Peter Handke, in Essai sur la fatigue, éditions Gallimard, 1989.


vendredi 29 août 2014

Ca va venir...



Affronter une nouvelle journée, après une nuit d'insomnie... cela demande une énergie que je n'ai plus.




Vu Sils Maria il y a une semaine. "Ils" disent : Olivier Assayas a fait un film magistral. OUI! Tout est magistral dans ce film : Juliette Binoche et Kristen Stewart (photo), l"Engadine, Sils Maria. Un grand moment de cinéma. Je suis restée assise dans mon fauteuil quelques minutes après le générique de fin, dans une espèce de recueillement, d'extase qui n'a pas durée quand j'ai entendu une jeune femme derrière moi dire à son amie : "je me suis ennuyée, ça ne m'intéresse pas ce genre de film." J'ai vite oublié ce commentaire, je suis rentrée à pieds, je ne voyais rien de ce qui m'entourait, je ne rêvais que de l'Engadine et de Sils Maria.

Hier, chez le coiffeur. Pas eu encore le courage de revenir à une coupe courte, pourtant je ne me supporte plus.
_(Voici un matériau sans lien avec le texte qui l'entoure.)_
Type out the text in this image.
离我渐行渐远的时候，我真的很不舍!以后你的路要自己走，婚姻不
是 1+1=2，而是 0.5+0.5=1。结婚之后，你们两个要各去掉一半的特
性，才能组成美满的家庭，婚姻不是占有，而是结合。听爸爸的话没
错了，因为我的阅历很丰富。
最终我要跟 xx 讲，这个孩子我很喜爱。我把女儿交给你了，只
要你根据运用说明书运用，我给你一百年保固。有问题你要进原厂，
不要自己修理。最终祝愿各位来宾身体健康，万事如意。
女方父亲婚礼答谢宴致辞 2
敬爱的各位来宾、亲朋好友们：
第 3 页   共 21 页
Je sais que ce n'est pas le changement de coiffure qui changera ce visage et ce que contient cette tête sujette à la mélancolie, aux migraines, aux vertiges, aux idées noires.

Pour finir, je cherche à écrire un truc drôle, optimiste, rien ne vient. Allons, cherche bien... ça va venir...


mardi 26 août 2014

"L'aile délabrée, emblème du courage"



Et rebelote! Les années se suivent et se ressemblent...

Hier matin, en reposant mon plateau vidé du petit déjeuner, un papillon de nuit planqué ailleurs est venu s'y poser. J'attrape le plateau doucement, le pose par terre, je prends un chiffon, hop! sur le papillon. Enfermé délicatement je vais l'évacuer par la fenêtre. Ça y est, envolé!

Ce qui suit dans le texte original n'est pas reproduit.